Je sluitspieren zijn een soort deurtjes. Ze zorgen ervoor dat je plas niet zomaar in je broek loopt. De sluitspieren gaan pas open op het moment dat je gaat plassen. Je blaas knijpt de plas eruit. Je hoeft zelf niet mee te drukken of te persen als je plast. Je blaas kan dat zelf.

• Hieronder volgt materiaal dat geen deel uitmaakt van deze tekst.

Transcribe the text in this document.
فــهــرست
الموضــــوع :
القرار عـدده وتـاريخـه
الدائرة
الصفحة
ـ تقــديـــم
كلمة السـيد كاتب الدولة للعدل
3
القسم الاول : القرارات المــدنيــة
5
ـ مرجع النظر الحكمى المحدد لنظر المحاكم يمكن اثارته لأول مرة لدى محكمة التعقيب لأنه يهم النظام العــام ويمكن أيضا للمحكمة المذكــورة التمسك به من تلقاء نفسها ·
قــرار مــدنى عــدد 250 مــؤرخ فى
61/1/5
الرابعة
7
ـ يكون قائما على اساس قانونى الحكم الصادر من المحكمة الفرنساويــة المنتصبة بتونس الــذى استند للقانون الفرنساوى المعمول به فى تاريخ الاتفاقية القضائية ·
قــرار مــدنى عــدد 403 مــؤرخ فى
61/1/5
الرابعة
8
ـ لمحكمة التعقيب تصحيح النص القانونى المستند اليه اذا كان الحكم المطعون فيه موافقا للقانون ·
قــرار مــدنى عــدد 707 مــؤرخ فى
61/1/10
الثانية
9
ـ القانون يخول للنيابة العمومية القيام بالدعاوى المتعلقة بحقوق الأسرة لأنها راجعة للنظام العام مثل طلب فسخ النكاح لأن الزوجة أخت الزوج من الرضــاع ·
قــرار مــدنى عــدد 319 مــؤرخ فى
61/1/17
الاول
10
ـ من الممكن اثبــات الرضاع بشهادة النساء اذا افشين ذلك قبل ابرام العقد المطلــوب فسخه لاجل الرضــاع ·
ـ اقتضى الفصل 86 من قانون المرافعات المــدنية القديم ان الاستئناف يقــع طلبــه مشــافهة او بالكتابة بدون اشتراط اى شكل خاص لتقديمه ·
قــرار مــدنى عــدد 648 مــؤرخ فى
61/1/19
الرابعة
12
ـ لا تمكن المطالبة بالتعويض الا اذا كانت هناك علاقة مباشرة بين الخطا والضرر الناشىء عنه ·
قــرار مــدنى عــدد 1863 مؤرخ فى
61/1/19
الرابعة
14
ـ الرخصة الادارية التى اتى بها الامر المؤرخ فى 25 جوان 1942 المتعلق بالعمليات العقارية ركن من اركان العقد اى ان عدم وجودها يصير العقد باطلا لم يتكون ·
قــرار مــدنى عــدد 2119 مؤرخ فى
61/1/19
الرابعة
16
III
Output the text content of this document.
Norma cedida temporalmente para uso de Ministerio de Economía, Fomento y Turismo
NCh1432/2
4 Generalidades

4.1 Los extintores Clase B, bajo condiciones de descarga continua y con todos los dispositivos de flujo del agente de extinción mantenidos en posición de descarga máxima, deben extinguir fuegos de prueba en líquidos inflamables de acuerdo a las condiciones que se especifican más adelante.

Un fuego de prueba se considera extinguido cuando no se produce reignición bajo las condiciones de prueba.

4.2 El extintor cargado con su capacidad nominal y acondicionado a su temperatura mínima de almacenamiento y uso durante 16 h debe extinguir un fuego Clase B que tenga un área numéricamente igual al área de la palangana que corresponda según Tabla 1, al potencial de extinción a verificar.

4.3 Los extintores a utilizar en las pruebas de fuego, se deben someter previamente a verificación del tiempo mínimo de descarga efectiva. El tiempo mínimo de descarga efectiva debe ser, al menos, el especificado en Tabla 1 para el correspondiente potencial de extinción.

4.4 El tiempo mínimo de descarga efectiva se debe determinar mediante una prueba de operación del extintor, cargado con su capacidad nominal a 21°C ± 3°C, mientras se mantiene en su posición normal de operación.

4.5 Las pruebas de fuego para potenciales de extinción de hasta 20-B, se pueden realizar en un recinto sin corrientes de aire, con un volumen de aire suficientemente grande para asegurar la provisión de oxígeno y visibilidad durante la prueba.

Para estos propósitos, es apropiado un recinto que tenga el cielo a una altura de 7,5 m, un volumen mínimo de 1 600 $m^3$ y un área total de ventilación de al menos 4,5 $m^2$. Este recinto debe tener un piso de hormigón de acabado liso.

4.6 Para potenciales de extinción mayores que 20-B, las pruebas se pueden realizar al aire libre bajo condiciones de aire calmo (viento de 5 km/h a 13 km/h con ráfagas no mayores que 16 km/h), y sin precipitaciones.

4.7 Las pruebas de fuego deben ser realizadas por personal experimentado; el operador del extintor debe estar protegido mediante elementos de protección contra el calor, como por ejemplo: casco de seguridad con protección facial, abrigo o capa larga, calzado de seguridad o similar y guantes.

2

Soms moet je zo nodig plassen, dat je het bijna niet meer kunt ophouden. Dan heb je nog een “noodrem”. Dat zijn je bekkenbodemspieren. Deze spieren gebruik je alleen in noodgevallen!
Blaasproblemen
Soms werkt je blaas niet zoals het moet. Als je blaas niet goed werkt, krijg je klachten. Die kunnen heel verschillend zijn:
- je hebt moeite met plassen
- je kunt niet plassen
- je kunt je plas niet goed ophouden
Blaasproblemen moeten we behandelen, omdat je nieren anders ziek worden.
Waarom katheteriseren?
Samen met de dokter heb je besloten dat je gaat katheteriseren. Er zijn verschillende redenen waarom dat nodig is:
Bijvoorbeeld:
- Je hebt moeite om je blaas goed leeg te plassen. Hierdoor heb je regelmatig een urinewegontsteking.
- Je kunt je plas niet goed ophouden. Hierdoor heb je vaak een natte onderbroek.
- Het is beter voor je blaas en je nieren als er geen plas achterblijft in je blaas. Door te katheteriseren kun je je blaas helemaal leeg maken.
Wat is katheteriseren?
Katheteriseren is plassen met een slangetje. Zo’n slangetje heet een (urine)katheter. Er zijn verschillende soorten katheters. We zoeken een katheter uit die het beste bij jouw lichaam past. De katheter schuif je via je plasgaatje en je urinebuis in de blaas. De plas loopt dan via het slangetje uit je blaas. Dat kan gewoon op het toilet.